We don’t shy away from being creative with making budgets stretch further and doing more with less, as budgets seem to shrink as each year goes by. And sustainability is so important, yet has become such an overused and abused buzzword that it pains me. We’ve seen small changes such as furniture suppliers who have invested in recycled materials in their furniture. This needs to become the norm and not the exception.
I see a shift towards what I’d call purposeful travel. It’s the journey as much as the destination. People want to experience things rather than just stay at a particular resort or hotel. This has only fueled the need for hotels in and of themselves to become unique destinations deeply rooted in the environment that they exist in.
But can the centre hold as things become more fragmented? A recent article by Travel Daily resonated in defining some of the diverse groups of people we must cater to in tomorrow’s hotels and resorts. They include the Walter Mitty-ish (Alter) Ego Enthusiasts, who feel compelled to elaborate on their lives and present an inflated and polished version of themself while travelling; Cool-cationers who seek relief from scorched urban heat islands; So-called Surrender Seekers, who want to be surprised and go with the flow, letting someone else’s fingers do the planning; Culinary Excavators, the modern day food archeologists who want to eat authentically and with a sense of history and place; Reboot Retreaters seeking relief and a restart from their frazzled and frenetic life; Mindful Aesthetes, for whom wellness is not just an occasional treat but a way of life, and A La Carte Affluencers, who will employ life hacks to save costs at home but are willing to splurge on their dream holidays.

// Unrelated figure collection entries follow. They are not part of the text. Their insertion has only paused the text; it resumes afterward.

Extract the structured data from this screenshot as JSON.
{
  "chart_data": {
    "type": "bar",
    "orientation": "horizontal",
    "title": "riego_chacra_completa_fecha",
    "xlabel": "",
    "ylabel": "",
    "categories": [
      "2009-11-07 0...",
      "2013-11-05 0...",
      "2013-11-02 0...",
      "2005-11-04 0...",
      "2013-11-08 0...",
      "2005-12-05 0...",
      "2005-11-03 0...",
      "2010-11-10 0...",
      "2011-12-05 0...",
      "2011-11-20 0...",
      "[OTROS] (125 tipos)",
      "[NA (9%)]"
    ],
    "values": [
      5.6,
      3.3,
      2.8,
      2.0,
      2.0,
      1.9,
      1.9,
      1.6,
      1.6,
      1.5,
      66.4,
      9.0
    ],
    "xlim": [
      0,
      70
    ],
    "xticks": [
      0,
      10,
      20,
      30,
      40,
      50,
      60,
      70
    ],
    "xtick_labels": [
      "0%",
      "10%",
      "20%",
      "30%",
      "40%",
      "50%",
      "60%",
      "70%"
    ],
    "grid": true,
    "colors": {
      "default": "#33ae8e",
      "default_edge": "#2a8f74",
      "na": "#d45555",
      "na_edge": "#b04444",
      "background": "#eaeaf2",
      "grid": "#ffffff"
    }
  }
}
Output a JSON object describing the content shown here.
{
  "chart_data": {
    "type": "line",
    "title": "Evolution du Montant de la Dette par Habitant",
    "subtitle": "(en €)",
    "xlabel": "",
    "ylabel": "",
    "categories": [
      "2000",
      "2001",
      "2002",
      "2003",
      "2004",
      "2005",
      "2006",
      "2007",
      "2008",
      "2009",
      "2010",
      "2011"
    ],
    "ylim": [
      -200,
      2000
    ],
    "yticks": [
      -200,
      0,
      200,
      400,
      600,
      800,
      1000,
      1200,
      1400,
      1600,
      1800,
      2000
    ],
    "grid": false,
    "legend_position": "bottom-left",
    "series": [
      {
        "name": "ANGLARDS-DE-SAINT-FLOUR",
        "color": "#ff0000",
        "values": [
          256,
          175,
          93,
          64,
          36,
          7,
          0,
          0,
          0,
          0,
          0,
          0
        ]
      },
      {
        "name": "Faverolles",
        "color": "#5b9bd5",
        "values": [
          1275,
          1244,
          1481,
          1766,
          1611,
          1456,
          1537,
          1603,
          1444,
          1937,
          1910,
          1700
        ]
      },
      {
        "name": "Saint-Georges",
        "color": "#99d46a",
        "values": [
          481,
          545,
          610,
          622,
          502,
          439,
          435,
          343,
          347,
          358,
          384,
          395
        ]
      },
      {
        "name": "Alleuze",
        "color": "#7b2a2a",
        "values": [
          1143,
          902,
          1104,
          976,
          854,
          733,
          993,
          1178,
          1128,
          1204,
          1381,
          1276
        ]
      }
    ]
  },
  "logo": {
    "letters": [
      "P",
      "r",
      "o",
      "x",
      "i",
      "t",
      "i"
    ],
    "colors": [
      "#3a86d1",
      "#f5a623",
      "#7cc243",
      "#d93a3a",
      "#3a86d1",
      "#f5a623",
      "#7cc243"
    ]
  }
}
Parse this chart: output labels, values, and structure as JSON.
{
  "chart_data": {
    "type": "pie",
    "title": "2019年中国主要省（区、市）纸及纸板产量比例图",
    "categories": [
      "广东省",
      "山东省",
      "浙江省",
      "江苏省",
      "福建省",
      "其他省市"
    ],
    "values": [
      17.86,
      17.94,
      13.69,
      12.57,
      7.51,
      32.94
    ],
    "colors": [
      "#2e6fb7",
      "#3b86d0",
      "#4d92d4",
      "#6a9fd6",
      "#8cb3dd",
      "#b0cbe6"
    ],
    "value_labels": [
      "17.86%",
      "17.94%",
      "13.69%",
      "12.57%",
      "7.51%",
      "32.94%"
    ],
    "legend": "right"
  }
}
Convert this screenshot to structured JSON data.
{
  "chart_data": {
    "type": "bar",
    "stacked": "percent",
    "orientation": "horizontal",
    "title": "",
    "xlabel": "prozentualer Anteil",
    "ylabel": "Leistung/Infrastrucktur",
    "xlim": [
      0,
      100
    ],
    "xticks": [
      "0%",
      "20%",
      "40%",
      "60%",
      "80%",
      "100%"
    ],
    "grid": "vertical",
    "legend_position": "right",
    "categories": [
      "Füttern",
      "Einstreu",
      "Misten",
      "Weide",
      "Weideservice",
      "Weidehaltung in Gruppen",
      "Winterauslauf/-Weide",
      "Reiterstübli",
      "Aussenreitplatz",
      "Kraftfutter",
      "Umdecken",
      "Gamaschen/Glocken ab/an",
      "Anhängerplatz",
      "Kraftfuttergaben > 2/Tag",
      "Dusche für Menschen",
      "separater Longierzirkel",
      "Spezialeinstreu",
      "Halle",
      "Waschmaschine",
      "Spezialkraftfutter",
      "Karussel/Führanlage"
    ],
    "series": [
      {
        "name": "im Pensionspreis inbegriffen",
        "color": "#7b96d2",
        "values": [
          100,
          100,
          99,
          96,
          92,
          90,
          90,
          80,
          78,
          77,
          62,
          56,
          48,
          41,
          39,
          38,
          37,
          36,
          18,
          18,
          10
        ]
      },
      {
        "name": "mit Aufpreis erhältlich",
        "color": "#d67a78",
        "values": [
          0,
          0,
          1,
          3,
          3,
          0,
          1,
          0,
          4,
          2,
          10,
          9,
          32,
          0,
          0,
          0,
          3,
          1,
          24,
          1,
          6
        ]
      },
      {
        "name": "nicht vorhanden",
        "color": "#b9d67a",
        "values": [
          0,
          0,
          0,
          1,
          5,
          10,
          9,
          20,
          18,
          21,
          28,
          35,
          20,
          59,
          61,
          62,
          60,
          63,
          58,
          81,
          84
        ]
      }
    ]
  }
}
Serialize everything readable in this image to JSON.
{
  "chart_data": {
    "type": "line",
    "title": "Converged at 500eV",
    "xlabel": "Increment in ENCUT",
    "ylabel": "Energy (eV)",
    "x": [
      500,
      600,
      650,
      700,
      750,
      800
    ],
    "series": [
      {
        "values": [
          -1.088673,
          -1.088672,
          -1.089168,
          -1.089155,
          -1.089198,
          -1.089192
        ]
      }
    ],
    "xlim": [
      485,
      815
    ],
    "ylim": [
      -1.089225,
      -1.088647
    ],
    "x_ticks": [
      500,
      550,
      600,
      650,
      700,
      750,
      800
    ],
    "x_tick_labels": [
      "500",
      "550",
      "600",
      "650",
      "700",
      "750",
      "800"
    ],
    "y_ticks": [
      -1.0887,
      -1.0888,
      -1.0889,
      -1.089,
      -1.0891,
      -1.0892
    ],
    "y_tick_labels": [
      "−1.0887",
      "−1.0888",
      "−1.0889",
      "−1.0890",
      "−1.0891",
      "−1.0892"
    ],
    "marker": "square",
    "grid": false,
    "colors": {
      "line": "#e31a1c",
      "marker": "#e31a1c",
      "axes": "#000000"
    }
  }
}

When I graduated from college, the western architectural community frowned upon firms that did not design new and ‘modern’ buildings and instead created buildings that embodied their environments. Similarly, all the large international hotel chains practised uniformity across the globe and wanted their hotels in Asia to look like it was in America. I’m glad all of this has changed.
Uniformity is dead and individuality is king. More than ever, designers must not be afraid to take risks and to fail, as it’s only in testing limits that you change and grow. Dive deep, immerse yourself, ask questions, push boundaries. Live by design.